Depuis la première mobilisation, après un premier rendez-vous manqué, des membres du collectif ont pu rencontrer Nicolas Bonneau, le maire de la commune, qui n’a pu que confirmer la décision, prise depuis longtemps, désormais non modifiable à ses dires. Et en s’étonnant d’une réaction aussi tardive des riverains, habitants ou propriétaires de parcelles.

« …Nous le répétons, nous ne sommes pas contre le bi-cross, bien au contraire. Mais nous voulons qu’il ne s’étende pas ici, car cela apporterait trop de nuisance sur ce site naturel que nous souhaitons préserver… ».
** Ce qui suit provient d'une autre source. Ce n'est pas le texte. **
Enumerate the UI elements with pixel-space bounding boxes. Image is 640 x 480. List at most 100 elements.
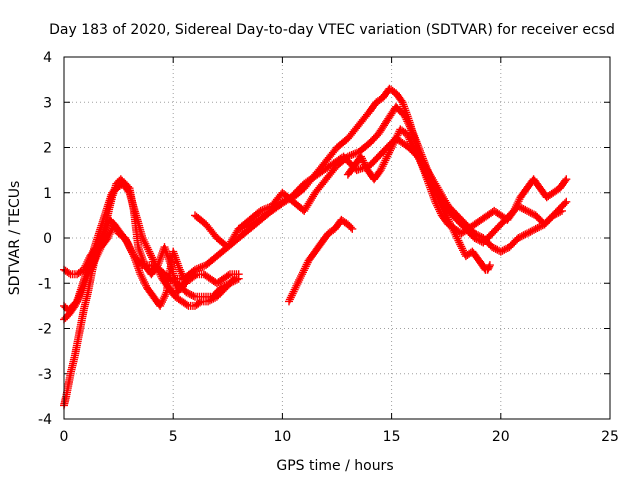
data-point [370,167,384,184]
data-point [505,235,521,252]
data-point [549,185,563,197]
data-point [147,262,161,279]
data-point [70,331,83,360]
x-axis-label: GPS time / hours [276,458,393,474]
data-point [531,221,547,233]
data-point [409,129,426,159]
data-point [490,206,504,219]
data-point [448,224,463,245]
data-point [193,270,206,279]
data-point [221,276,237,292]
plot-frame [63,56,611,420]
data-point [169,247,183,272]
data-point [66,270,79,279]
x-tick-label: 20 [492,429,510,445]
series-track-9 [479,261,494,274]
data-point [116,229,131,245]
data-point [354,109,373,129]
data-point [129,206,142,249]
data-point [496,212,513,229]
data-point [186,271,200,283]
data-point [304,249,319,265]
data-point [64,303,78,319]
data-point [392,102,408,119]
data-point [313,162,333,179]
data-point [75,308,88,337]
data-point [247,212,268,229]
data-point [92,231,107,252]
data-point [177,297,191,309]
data-point [343,163,358,179]
data-point [470,229,486,242]
y-tick-label: -2 [38,322,52,338]
data-point [562,197,571,206]
y-tick-label: 2 [43,141,52,157]
x-tick-label: 15 [383,429,401,445]
data-point [212,285,229,301]
data-point [470,217,484,229]
data-point [260,203,281,220]
x-tick-label: 10 [273,429,291,445]
data-point [343,148,361,161]
data-point [389,127,404,147]
data-point [182,288,198,300]
y-tick-label: -4 [38,412,52,428]
y-tick-label: 1 [43,186,52,202]
data-point [365,131,381,147]
data-point [274,194,294,211]
data-point [79,254,94,274]
data-point [173,280,187,297]
data-point [392,89,406,105]
y-tick-label: -3 [38,367,52,383]
data-point [300,190,319,215]
x-tick-label: 0 [60,429,69,445]
x-tick-label: 5 [169,429,178,445]
data-point [444,206,460,223]
data-point [191,261,209,274]
data-point [322,145,340,166]
data-point [562,175,571,184]
y-tick-label: 0 [43,231,52,247]
series-track-5 [169,84,571,283]
data-point [461,224,478,241]
data-point [409,143,424,164]
data-point [202,220,220,241]
data-point [496,244,512,256]
data-point [540,212,556,229]
data-point [298,258,312,279]
data-point [184,301,197,310]
data-point [374,118,391,138]
data-point [376,154,391,175]
data-point [234,221,254,233]
data-point [287,181,307,202]
data-point [156,290,170,310]
data-point [191,298,204,310]
data-point [396,125,410,137]
chart-title: Day 183 of 2020, Sidereal Day-to-day VTE… [49,22,615,38]
data-point [245,208,263,224]
data-point [70,290,85,310]
data-point [485,261,494,270]
data-point [529,175,543,191]
data-point [372,94,386,107]
data-point [514,202,530,214]
data-point [110,220,124,236]
data-point [365,149,386,170]
x-tick-label: 25 [601,429,619,445]
data-point [354,140,373,156]
series-track-7 [234,134,571,256]
data-point [256,203,274,215]
data-point [171,292,185,305]
data-point [291,272,306,292]
data-point [555,176,570,193]
data-point [143,283,157,300]
data-point [523,225,538,238]
data-point [125,184,138,213]
data-point [479,261,489,273]
data-point [523,206,538,219]
data-point [317,231,332,247]
data-point [138,234,153,254]
data-point [103,195,116,220]
data-point [514,230,530,242]
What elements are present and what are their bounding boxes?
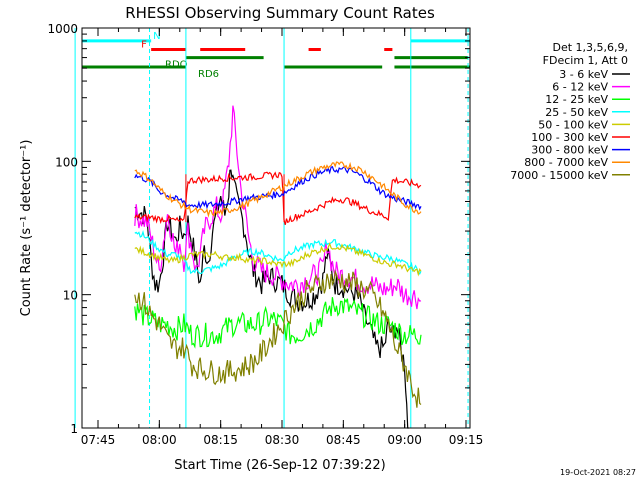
series-line-2	[134, 297, 422, 349]
series-line-0	[134, 169, 409, 429]
series-line-6	[134, 166, 422, 211]
flag-label-f: F	[141, 39, 147, 50]
flag-label-rd6: RD6	[198, 69, 219, 80]
y-tick-label-1: 10	[63, 289, 78, 303]
y-tick-label-3: 1000	[47, 22, 78, 36]
legend-header-line-1: Det 1,3,5,6,9,	[552, 41, 628, 54]
plot-frame	[81, 27, 471, 429]
x-tick-label-1: 08:00	[142, 433, 177, 447]
legend-label-0: 3 - 6 keV	[559, 68, 608, 81]
legend-label-5: 100 - 300 keV	[531, 131, 608, 144]
legend-label-1: 6 - 12 keV	[552, 81, 608, 94]
flag-label-rdo: RDO	[165, 60, 188, 71]
x-axis-label: Start Time (26-Sep-12 07:39:22)	[174, 458, 385, 473]
legend: Det 1,3,5,6,9, FDecim 1, Att 0 3 - 6 keV…	[510, 41, 630, 182]
x-tick-label-0: 07:45	[81, 433, 116, 447]
x-tick-label-5: 09:00	[387, 433, 422, 447]
legend-label-3: 25 - 50 keV	[545, 106, 608, 119]
x-tick-label-2: 08:15	[203, 433, 238, 447]
legend-label-4: 50 - 100 keV	[538, 118, 608, 131]
series-line-7	[134, 161, 422, 218]
x-tick-label-3: 08:30	[265, 433, 300, 447]
series-line-1	[134, 105, 422, 310]
timestamp: 19-Oct-2021 08:27	[560, 468, 636, 477]
y-tick-label-0: 1	[70, 422, 78, 436]
legend-header-line-2: FDecim 1, Att 0	[543, 54, 628, 67]
series-line-5	[134, 171, 422, 225]
marker-lines	[74, 28, 469, 428]
flag-label-n: N	[153, 31, 160, 42]
y-axis-label: Count Rate (s⁻¹ detector⁻¹)	[19, 140, 34, 317]
series-lines	[134, 105, 422, 429]
y-tick-label-2: 100	[55, 155, 78, 169]
legend-label-8: 7000 - 15000 keV	[510, 169, 608, 182]
chart-title: RHESSI Observing Summary Count Rates	[125, 4, 435, 22]
legend-label-2: 12 - 25 keV	[545, 93, 608, 106]
flag-bars: NF RDO RD6	[82, 31, 470, 80]
legend-label-6: 300 - 800 keV	[531, 144, 608, 157]
series-line-4	[134, 241, 422, 277]
series-line-8	[134, 269, 422, 408]
x-tick-label-4: 08:45	[326, 433, 361, 447]
legend-label-7: 800 - 7000 keV	[524, 156, 608, 169]
axis-ticks: 07:45 08:00 08:15 08:30 08:45 09:00 09:15 1 10 10…	[47, 22, 483, 447]
x-tick-label-6: 09:15	[449, 433, 484, 447]
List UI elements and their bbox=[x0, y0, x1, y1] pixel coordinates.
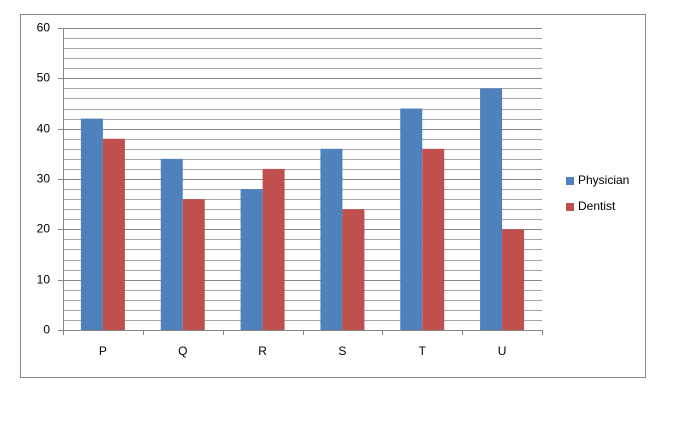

Voilà une position qui devrait alimenter les conversations lors de la réunion du Club de bi-cross chapellois prévue ce mercredi 18 avril, en fin de journée, où plus de 200 personnes sont attendues. Un nouveau point a été inscrit à l’ordre du jour, justement, celui de l’extension du terrain. D’autant que dans l’esprit de beaucoup trotte une idée pas si irréaliste que cela, au vu du palmarès du club : disposer d’un nouveau terrain, plus vaste et plus moderne…pour être élu site d’accueil lors des Jeux olympiques de 2024. Au moins pour les entrainements, sinon pour des compétitions. Cela ferait sans conteste un accroissement notable de la fréquentation ponctuelle du lieu, au détriment des riverains, mais contribuerait sans conteste à la notoriété de la commune, voire de la métropole, qui ne peut qu’être attentive à l’évolution de ce conflit que d’aucuns veulent ne considérer que comme local.